Monday, May 14, 2012

In which we don’t know what austerity means

I nodded approvingly when Tyler Cowen posted about the apparent lack of austerity in Europe. He claimed that he must have hid a nerve based on the shrillness of the comments. (I detected a smirk behind this statement.) But by and large I agreed that based on the flatness of the budget deficits there did not appear to much 'austerity'.


I later came across Ezra Klein's posts (here and here) and realized that I was mistaken. He points to the need to remove cyclical components (automatic stabilizers that kick in during a downturn) to get at the structural deficits to measure the degree of austerity. Doing so would reveal the extent of belt-tightening across the Euro zone. I stand corrected.


But Tyler refused to back down. In a follow up post, he says: 


Most of the time “austerity” is a misleading word and more precise concepts — readily intelligible I might add — are available.  There really are some times when we should relabel austerity as “mostly tax increases,” but many people are reluctant to do so.


I interpret this to mean that what he meant to say when he posted those charts was that the charts showed tax increases, not budget deficits, you foolish readers, you. Huh? And does he mean tax rates increases, total tax receipts, average tax receipts or what? I would hazard that while Tyler chides us for being imprecise about what austerity means, he himself is imprecise about what tax increases means.


The more serious problem of course is that we are trying convey complicated issues using simple graphs. The usual approach is to of course do what MR just did and then to follow it up with Ezra Klein's charts and then to argue why one set of graphs is better than another or perhaps to highlight what the possible confusions can be and to come up with some reason why the blogger prefers one set over the other.


This was not one of MR's better posts. He got all hoity-toity and essentially says, "Dude, you don't really understand - that's not a graph on deficits! It's about tax increases!"

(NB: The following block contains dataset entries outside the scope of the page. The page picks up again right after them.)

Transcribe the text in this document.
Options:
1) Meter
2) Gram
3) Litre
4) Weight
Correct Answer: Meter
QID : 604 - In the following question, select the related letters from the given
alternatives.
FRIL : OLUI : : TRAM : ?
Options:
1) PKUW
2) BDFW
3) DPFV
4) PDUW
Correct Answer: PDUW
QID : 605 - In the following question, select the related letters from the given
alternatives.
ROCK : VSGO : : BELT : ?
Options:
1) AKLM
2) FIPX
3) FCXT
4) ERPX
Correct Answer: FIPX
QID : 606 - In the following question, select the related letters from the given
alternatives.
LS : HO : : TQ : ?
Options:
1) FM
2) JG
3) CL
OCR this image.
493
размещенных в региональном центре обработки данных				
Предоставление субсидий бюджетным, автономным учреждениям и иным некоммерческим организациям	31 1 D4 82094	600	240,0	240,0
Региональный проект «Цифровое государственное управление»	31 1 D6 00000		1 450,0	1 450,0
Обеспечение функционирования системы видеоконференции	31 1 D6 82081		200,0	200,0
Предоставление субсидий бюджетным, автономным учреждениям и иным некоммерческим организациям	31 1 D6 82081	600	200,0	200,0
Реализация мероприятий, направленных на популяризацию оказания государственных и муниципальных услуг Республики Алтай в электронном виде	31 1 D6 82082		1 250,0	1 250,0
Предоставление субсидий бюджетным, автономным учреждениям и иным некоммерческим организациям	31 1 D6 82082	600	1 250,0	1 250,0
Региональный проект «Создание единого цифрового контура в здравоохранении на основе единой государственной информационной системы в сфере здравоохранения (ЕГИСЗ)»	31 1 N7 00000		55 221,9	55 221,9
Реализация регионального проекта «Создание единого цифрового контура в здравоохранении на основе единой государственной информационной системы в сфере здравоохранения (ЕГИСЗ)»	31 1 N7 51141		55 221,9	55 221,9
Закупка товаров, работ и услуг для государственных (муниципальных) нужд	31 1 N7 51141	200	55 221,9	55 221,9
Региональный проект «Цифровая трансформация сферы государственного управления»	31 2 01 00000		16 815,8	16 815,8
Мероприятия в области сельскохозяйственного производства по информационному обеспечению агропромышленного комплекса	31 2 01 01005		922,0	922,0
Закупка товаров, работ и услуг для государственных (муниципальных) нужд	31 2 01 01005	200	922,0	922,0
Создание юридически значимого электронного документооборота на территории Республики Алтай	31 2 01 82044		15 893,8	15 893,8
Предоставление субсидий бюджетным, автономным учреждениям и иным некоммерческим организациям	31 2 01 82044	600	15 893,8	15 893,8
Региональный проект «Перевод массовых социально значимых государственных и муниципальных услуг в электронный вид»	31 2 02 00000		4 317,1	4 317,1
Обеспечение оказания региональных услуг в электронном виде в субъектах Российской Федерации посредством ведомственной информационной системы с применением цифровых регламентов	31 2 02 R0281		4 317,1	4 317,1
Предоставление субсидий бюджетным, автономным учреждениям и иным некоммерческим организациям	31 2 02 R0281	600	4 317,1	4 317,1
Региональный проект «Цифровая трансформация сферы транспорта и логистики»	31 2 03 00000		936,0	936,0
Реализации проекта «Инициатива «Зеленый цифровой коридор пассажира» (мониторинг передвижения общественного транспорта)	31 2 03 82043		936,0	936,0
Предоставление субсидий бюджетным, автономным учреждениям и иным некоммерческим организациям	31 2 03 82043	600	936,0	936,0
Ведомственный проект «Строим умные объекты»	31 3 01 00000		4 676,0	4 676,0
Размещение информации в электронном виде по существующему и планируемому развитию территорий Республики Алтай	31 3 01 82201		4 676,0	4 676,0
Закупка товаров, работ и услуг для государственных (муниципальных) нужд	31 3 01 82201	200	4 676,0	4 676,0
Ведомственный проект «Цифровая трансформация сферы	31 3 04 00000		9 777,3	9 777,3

Update (5/15/2010): Does this mean the Spaniards are protesting tax hikes or budget cuts? Tyler once again makes the case that austerity is really about tax hikes rather than spending insisting implicitly that the chart he first posted was really about tax hikes. Again - huh? I agree that that the definition of 'austerity' is vague - as far as economists are concerned. But this post should have been before he tried passing off a chart on budget deficits as tax hikes.